Editor: Choirul Arifin
TRIBUNNEWS.COM, JAKARTA - Sekretaris Fraksi Partai Hanura Dadang Rusdiana menilai, wacana adanya unsur perwakilan partai politik dalam keanggotaan penyelenggara pemilu bisa dipertimbangkan.
Keanggotaan KPU yang berlatar belakang dari partai politik pernah diterapkan di Indonesia pada Pemilu 1999.
Menurut Dadang, hasil Pemilu 1999 relatif lebih baik dari sisi independensi penyelenggara pemilu.
"Waktu itu penyelenggara pemilu berasal dari semua parpol yang ada. Jadi kecurangan hampir bisa dikatakan nol di tingkat penyelenggara karena semua pihak saling mengawasi, karena semua ada di dalam," kata Dadang, melalui pesan singkat, Jumat (24/3/2017).
Akan tetapi, ia menekankan, penilaiannya ini bukan berarti menganggap KPU tidak jujur dan adil dalam penyelanggaraan pemilu selama ini.
Dalam melakukan tugasnya, KPU juga dibantu Badan Pengawas Pemilu (Bawaslu), Dewan Kehormatan Penyelenggara Pemilu (DKPP), serta pengawas independen lainnya.
"Sebagai wacana, maka panitia penyelenggara dengan menggunakan model pemilu 1999 layak untuk dipertimbangkan kembali," kata dia.
Wacana unsur parpol dalam keanggotaan KPU mengemuka setelah Pansus RUU Pemilu melakukan kunjungan kerja ke Jerman dan Meksiko.

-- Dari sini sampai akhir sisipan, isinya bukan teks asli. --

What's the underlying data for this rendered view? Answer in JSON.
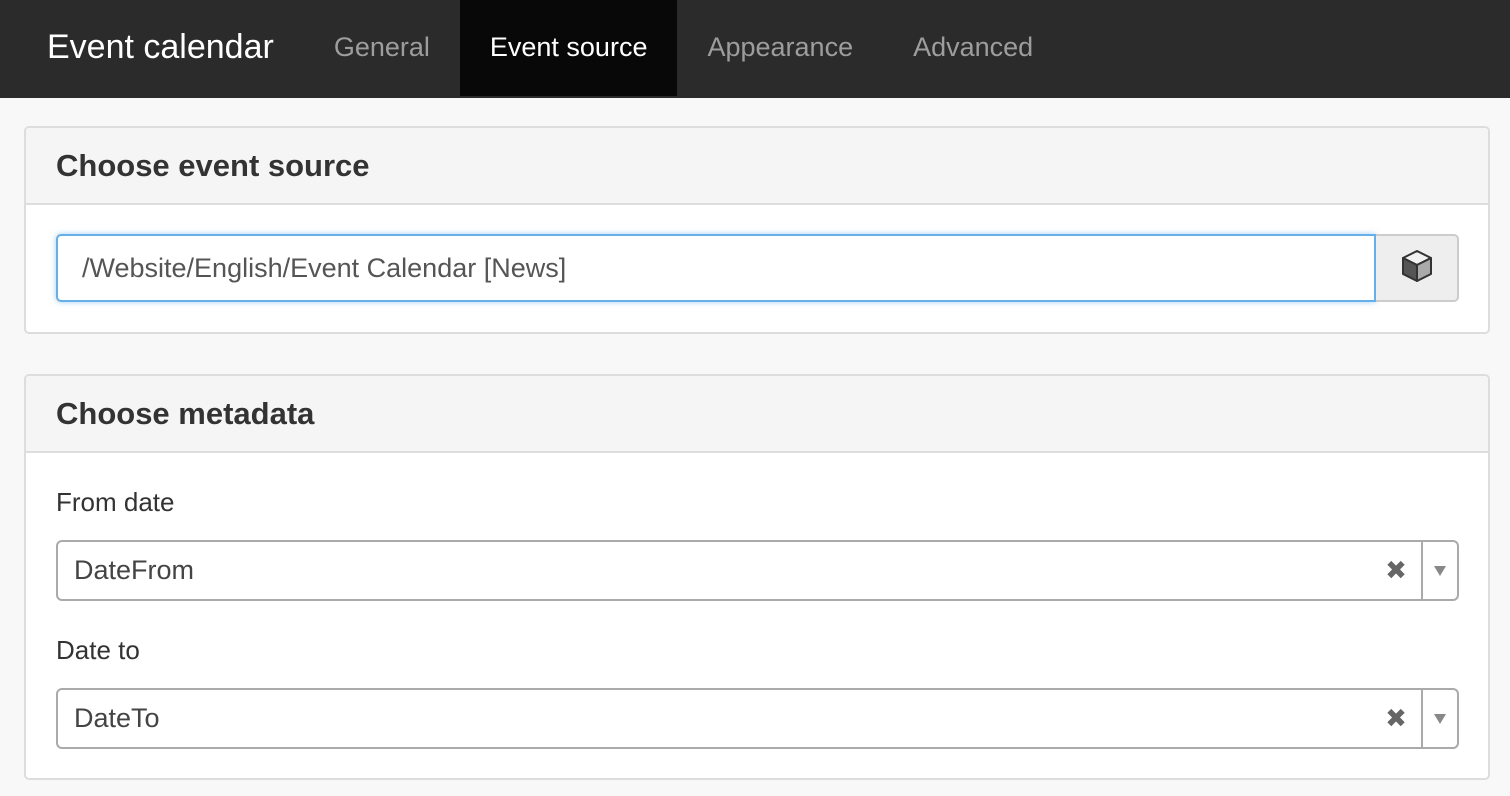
{
  "header": {
    "title": "Event calendar",
    "tabs": [
      {
        "label": "General",
        "active": false
      },
      {
        "label": "Event source",
        "active": true
      },
      {
        "label": "Appearance",
        "active": false
      },
      {
        "label": "Advanced",
        "active": false
      }
    ]
  },
  "event_source": {
    "heading": "Choose event source",
    "path_value": "/Website/English/Event Calendar [News]",
    "browse_icon": "cube-icon"
  },
  "metadata": {
    "heading": "Choose metadata",
    "from_date": {
      "label": "From date",
      "value": "DateFrom",
      "clear_glyph": "✖"
    },
    "date_to": {
      "label": "Date to",
      "value": "DateTo",
      "clear_glyph": "✖"
    }
  },
  "colors": {
    "topbar": "#2b2b2b",
    "active_tab": "#080808",
    "focus_border": "#66afe9"
  }
}
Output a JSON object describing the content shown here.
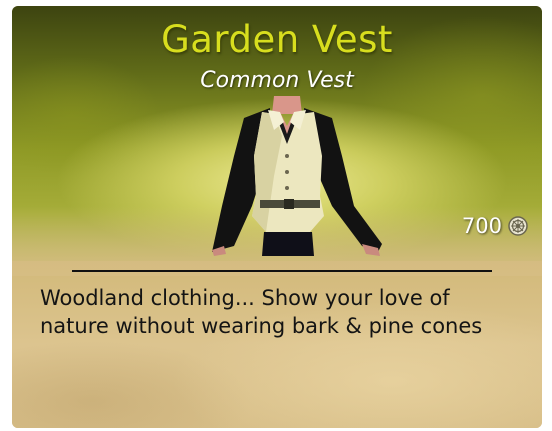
{
  "item": {
    "name": "Garden Vest",
    "type": "Common Vest",
    "price": "700",
    "description": "Woodland clothing... Show your love of nature without wearing bark & pine cones"
  },
  "icons": {
    "currency": "coin-icon",
    "item": "vest-icon"
  },
  "colors": {
    "title": "#d8de1e",
    "subtitle": "#ffffff",
    "background_top": "#5f6a18",
    "parchment": "#d6bd83"
  }
}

Di kedua negara itu, ada perwakilan parpol dalam komposisi penyelenggara pemilunya.
Keanggotaan KPU dari partai politik pernah diterapkan di Indonesia pada Pemilu 1999. Pada pemilu yang diikuti 48 partai politik itu, KPU terdiri dari unsur partai politik dan pemerintah.
Ketika itu, terdapat 53 komisioner KPU, yang dipimpin Mantan Menteri Dalam Negeri Rudini sebagai ketua.
Namun, aturan mengenai penyelenggara pemilu pada 1999 lalu tersebut dianggap menimbulkan banyak persoalan dalam teknis penyelenggaraan pemilu.